Mental Health
New Findings Pave Way for Different Approach for Breast Cancer Treatment
In a move that could alter the way breast cancers are treated, scientists have categorized breast cancer into four distinctive types based on genetics. It seems, one of the four types of breast cancer has more in common with an aggressive form of ovarian cancer than other types.
The similarity found between one type of breast cancer with ovarian cancer paves way for a new way of thinking about cancer, unlike defining cancers by the organ of origin.
"It's incredible," said Dr. James Ingle of the Mayo Clinic, one of the study's 348 authors, of the ovarian cancer connection, according to The Salt Lake Tribune. "It raises the possibility that there may be a common cause."
This means that it is possible that some women can be treated with less toxic drugs for ovarian cancer rather than with a type of drug, anthracyclines, which has harsh side effects.
Such cancers are often called triple negative but the study researchers call them basal-like.
The findings made by the scientists could lead to new treatments with drugs which are already in the market, approved for cancers in other parts of the body. Also, the treatment would be more specific to genetic aberrations that now have no known treatment.
This is the first study of its kind to have comprehended the genetic analysis of breast cancer.

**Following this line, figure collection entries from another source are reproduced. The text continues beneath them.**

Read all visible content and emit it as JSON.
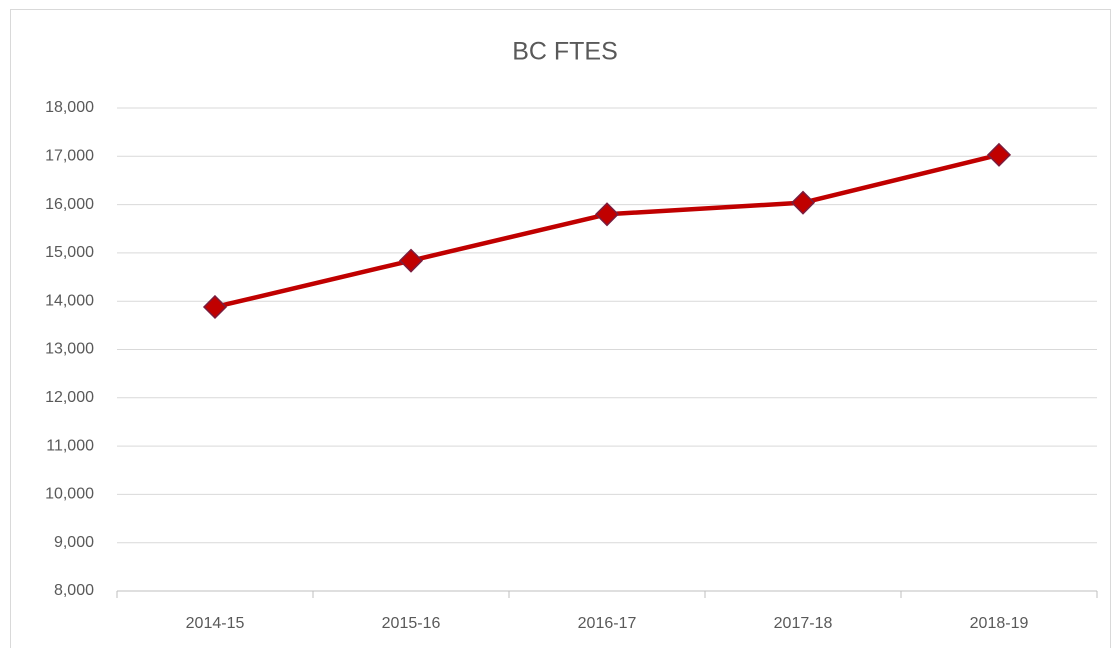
{
  "chart_data": {
    "type": "line",
    "title": "BC FTES",
    "categories": [
      "2014-15",
      "2015-16",
      "2016-17",
      "2017-18",
      "2018-19"
    ],
    "series": [
      {
        "name": "BC FTES",
        "color": "#c00000",
        "values": [
          13880,
          14840,
          15800,
          16040,
          17030
        ]
      }
    ],
    "ylim": [
      8000,
      18000
    ],
    "yticks": [
      {
        "value": 8000,
        "label": "8,000"
      },
      {
        "value": 9000,
        "label": "9,000"
      },
      {
        "value": 10000,
        "label": "10,000"
      },
      {
        "value": 11000,
        "label": "11,000"
      },
      {
        "value": 12000,
        "label": "12,000"
      },
      {
        "value": 13000,
        "label": "13,000"
      },
      {
        "value": 14000,
        "label": "14,000"
      },
      {
        "value": 15000,
        "label": "15,000"
      },
      {
        "value": 16000,
        "label": "16,000"
      },
      {
        "value": 17000,
        "label": "17,000"
      },
      {
        "value": 18000,
        "label": "18,000"
      }
    ],
    "grid": true
  }
}
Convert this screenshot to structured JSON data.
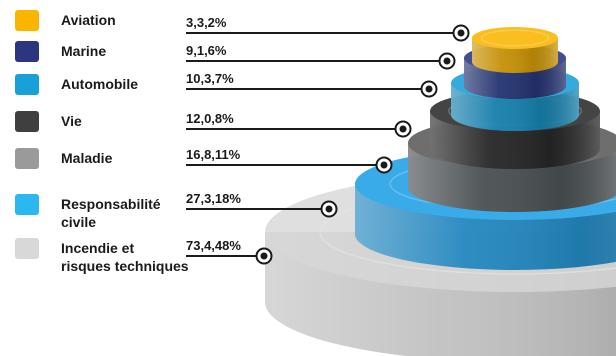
{
  "chart_data": {
    "type": "bar",
    "title": "",
    "categories": [
      [
        "Aviation"
      ],
      [
        "Marine"
      ],
      [
        "Automobile"
      ],
      [
        "Vie"
      ],
      [
        "Maladie"
      ],
      [
        "Responsabilité",
        "civile"
      ],
      [
        "Incendie et",
        "risques techniques"
      ]
    ],
    "value_labels": [
      "3,3,2%",
      "9,1,6%",
      "10,3,7%",
      "12,0,8%",
      "16,8,11%",
      "27,3,18%",
      "73,4,48%"
    ],
    "values": [
      3.3,
      9.1,
      10.3,
      12.0,
      16.8,
      27.3,
      73.4
    ],
    "shares_percent": [
      2,
      6,
      7,
      8,
      11,
      18,
      48
    ],
    "colors": [
      "#f9b500",
      "#2b3580",
      "#1aa0d8",
      "#3f3f3f",
      "#9a9a9a",
      "#2bb8ee",
      "#d8d8d8"
    ],
    "tier_colors": [
      "#f9b500",
      "#2b3580",
      "#1aa0d8",
      "#2a2a2a",
      "#5a5a5a",
      "#1f9fe6",
      "#d2d2d2"
    ],
    "legend_placement": "left",
    "grid": false
  }
}
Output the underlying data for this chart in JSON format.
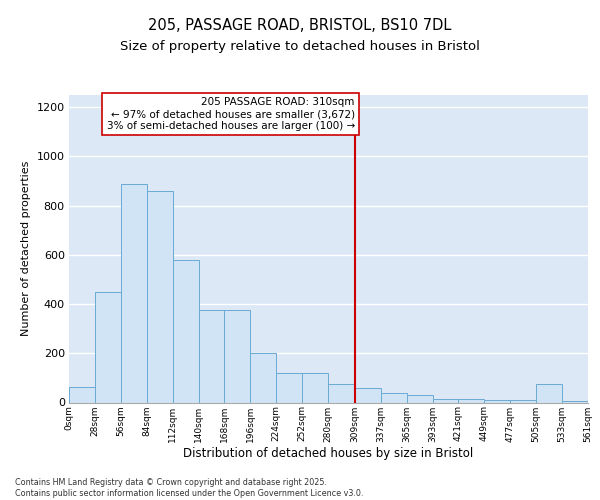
{
  "title1": "205, PASSAGE ROAD, BRISTOL, BS10 7DL",
  "title2": "Size of property relative to detached houses in Bristol",
  "xlabel": "Distribution of detached houses by size in Bristol",
  "ylabel": "Number of detached properties",
  "bin_labels": [
    "0sqm",
    "28sqm",
    "56sqm",
    "84sqm",
    "112sqm",
    "140sqm",
    "168sqm",
    "196sqm",
    "224sqm",
    "252sqm",
    "280sqm",
    "309sqm",
    "337sqm",
    "365sqm",
    "393sqm",
    "421sqm",
    "449sqm",
    "477sqm",
    "505sqm",
    "533sqm",
    "561sqm"
  ],
  "bin_edges": [
    0,
    28,
    56,
    84,
    112,
    140,
    168,
    196,
    224,
    252,
    280,
    309,
    337,
    365,
    393,
    421,
    449,
    477,
    505,
    533,
    561
  ],
  "values": [
    65,
    450,
    890,
    860,
    580,
    375,
    375,
    200,
    120,
    120,
    75,
    60,
    40,
    30,
    15,
    15,
    10,
    10,
    75,
    5,
    0
  ],
  "bar_color": "#d0e4f5",
  "bar_edge_color": "#6aaad4",
  "vline_x": 309,
  "vline_color": "#cc0000",
  "annotation_text": "205 PASSAGE ROAD: 310sqm\n← 97% of detached houses are smaller (3,672)\n3% of semi-detached houses are larger (100) →",
  "annotation_box_color": "#ffffff",
  "annotation_box_edge": "#cc0000",
  "ylim": [
    0,
    1250
  ],
  "yticks": [
    0,
    200,
    400,
    600,
    800,
    1000,
    1200
  ],
  "bg_color": "#dce8f5",
  "footer": "Contains HM Land Registry data © Crown copyright and database right 2025.\nContains public sector information licensed under the Open Government Licence v3.0."
}
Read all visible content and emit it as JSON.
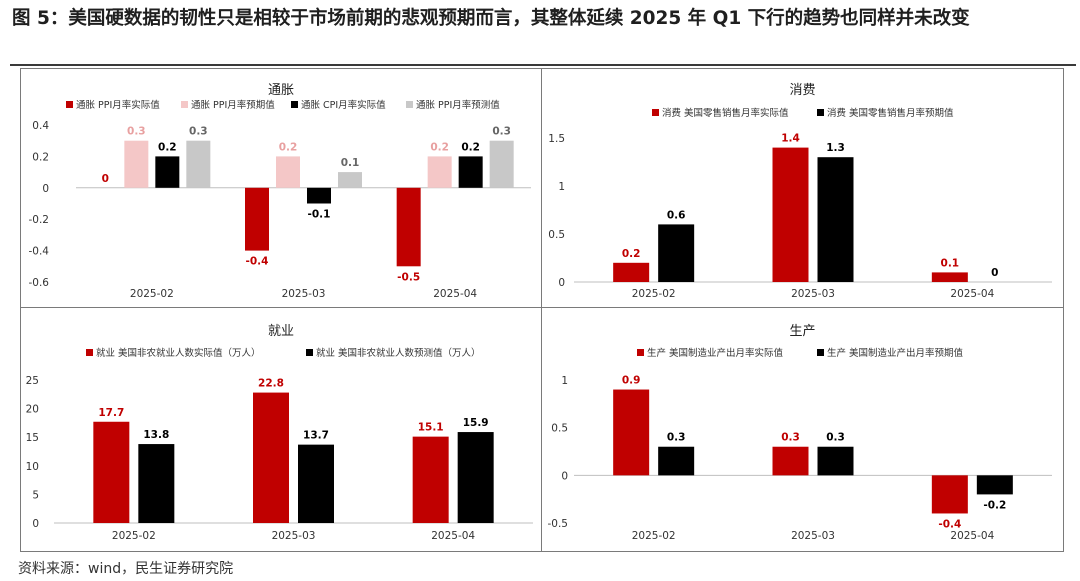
{
  "figure": {
    "title": "图 5：美国硬数据的韧性只是相较于市场前期的悲观预期而言，其整体延续 2025 年 Q1 下行的趋势也同样并未改变",
    "source": "资料来源：wind，民生证券研究院"
  },
  "colors": {
    "red": "#c00000",
    "pink": "#f4c7c7",
    "black": "#000000",
    "gray": "#c8c8c8"
  },
  "chart_data": [
    {
      "id": "inflation",
      "type": "bar",
      "title": "通胀",
      "categories": [
        "2025-02",
        "2025-03",
        "2025-04"
      ],
      "ylim": [
        -0.6,
        0.4
      ],
      "yticks": [
        "0.4",
        "0.2",
        "0",
        "-0.2",
        "-0.4",
        "-0.6"
      ],
      "ytick_values": [
        0.4,
        0.2,
        0,
        -0.2,
        -0.4,
        -0.6
      ],
      "series": [
        {
          "name": "通胀 PPI月率实际值",
          "color": "red",
          "values": [
            0,
            -0.4,
            -0.5
          ],
          "labels": [
            "0",
            "-0.4",
            "-0.5"
          ]
        },
        {
          "name": "通胀 PPI月率预期值",
          "color": "pink",
          "values": [
            0.3,
            0.2,
            0.2
          ],
          "labels": [
            "0.3",
            "0.2",
            "0.2"
          ]
        },
        {
          "name": "通胀 CPI月率实际值",
          "color": "black",
          "values": [
            0.2,
            -0.1,
            0.2
          ],
          "labels": [
            "0.2",
            "-0.1",
            "0.2"
          ]
        },
        {
          "name": "通胀 PPI月率预测值",
          "color": "gray",
          "values": [
            0.3,
            0.1,
            0.3
          ],
          "labels": [
            "0.3",
            "0.1",
            "0.3"
          ]
        }
      ],
      "legend": "top"
    },
    {
      "id": "consumption",
      "type": "bar",
      "title": "消费",
      "categories": [
        "2025-02",
        "2025-03",
        "2025-04"
      ],
      "ylim": [
        0,
        1.5
      ],
      "yticks": [
        "1.5",
        "1",
        "0.5",
        "0"
      ],
      "ytick_values": [
        1.5,
        1,
        0.5,
        0
      ],
      "series": [
        {
          "name": "消费 美国零售销售月率实际值",
          "color": "red",
          "values": [
            0.2,
            1.4,
            0.1
          ],
          "labels": [
            "0.2",
            "1.4",
            "0.1"
          ]
        },
        {
          "name": "消费 美国零售销售月率预期值",
          "color": "black",
          "values": [
            0.6,
            1.3,
            0
          ],
          "labels": [
            "0.6",
            "1.3",
            "0"
          ]
        }
      ],
      "legend": "top"
    },
    {
      "id": "employment",
      "type": "bar",
      "title": "就业",
      "categories": [
        "2025-02",
        "2025-03",
        "2025-04"
      ],
      "ylim": [
        0,
        25
      ],
      "yticks": [
        "25",
        "20",
        "15",
        "10",
        "5",
        "0"
      ],
      "ytick_values": [
        25,
        20,
        15,
        10,
        5,
        0
      ],
      "series": [
        {
          "name": "就业 美国非农就业人数实际值（万人）",
          "color": "red",
          "values": [
            17.7,
            22.8,
            15.1
          ],
          "labels": [
            "17.7",
            "22.8",
            "15.1"
          ]
        },
        {
          "name": "就业 美国非农就业人数预测值（万人）",
          "color": "black",
          "values": [
            13.8,
            13.7,
            15.9
          ],
          "labels": [
            "13.8",
            "13.7",
            "15.9"
          ]
        }
      ],
      "legend": "top"
    },
    {
      "id": "production",
      "type": "bar",
      "title": "生产",
      "categories": [
        "2025-02",
        "2025-03",
        "2025-04"
      ],
      "ylim": [
        -0.5,
        1
      ],
      "yticks": [
        "1",
        "0.5",
        "0",
        "-0.5"
      ],
      "ytick_values": [
        1,
        0.5,
        0,
        -0.5
      ],
      "series": [
        {
          "name": "生产 美国制造业产出月率实际值",
          "color": "red",
          "values": [
            0.9,
            0.3,
            -0.4
          ],
          "labels": [
            "0.9",
            "0.3",
            "-0.4"
          ]
        },
        {
          "name": "生产 美国制造业产出月率预期值",
          "color": "black",
          "values": [
            0.3,
            0.3,
            -0.2
          ],
          "labels": [
            "0.3",
            "0.3",
            "-0.2"
          ]
        }
      ],
      "legend": "top"
    }
  ]
}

"This is the road map for how we might cure breast cancer in the future," Dr. Matthew Ellis of Washington University, a researcher for the study, was quoted as saying by The Salt Lake Tribune.
However, scientists warn that there is a long time to go before the findings of the current research are translated to insights that would help make new treatments. Even though the breast cancers have been divided into 4 broad categories, it seems that individual tumors are driven by their own sets of genetic changes. Considering this, a wide variety of drugs may be required to be produced to suit individual tumors.
"There are a lot of steps that turn basic science into clinically meaningful results," said Karuna Jaggar, executive director of Breast Cancer Action, an advocacy group. "It is the 'stay tuned' story."
The current study, based on an analysis of tumors from 825 patients, was conducted as a part of a huge federal project that focused on building maps of genetic changes in common cancers.
"There has never been a breast cancer genomics project on this scale," said the program director, Brad Ozenberger of the National Institutes of Health.
For the study, the researchers identified at least 40 genetic alterations that might be attacked by drugs. A lot of them are already being developed for other types of cancer that have the same mutations, the report said.
"We now have a good view of what goes wrong in breast cancer," said Joe Gray, a genetic expert at Oregon Health & Science University, who was not involved in the study. "We haven't had that before."
The focuses of this study were the most common types of cancers originating in the milk duct. It also focused on cancers that were in its early stages, so that genetic changes could be attacked.
The study was published online on Sunday in the journal Nature.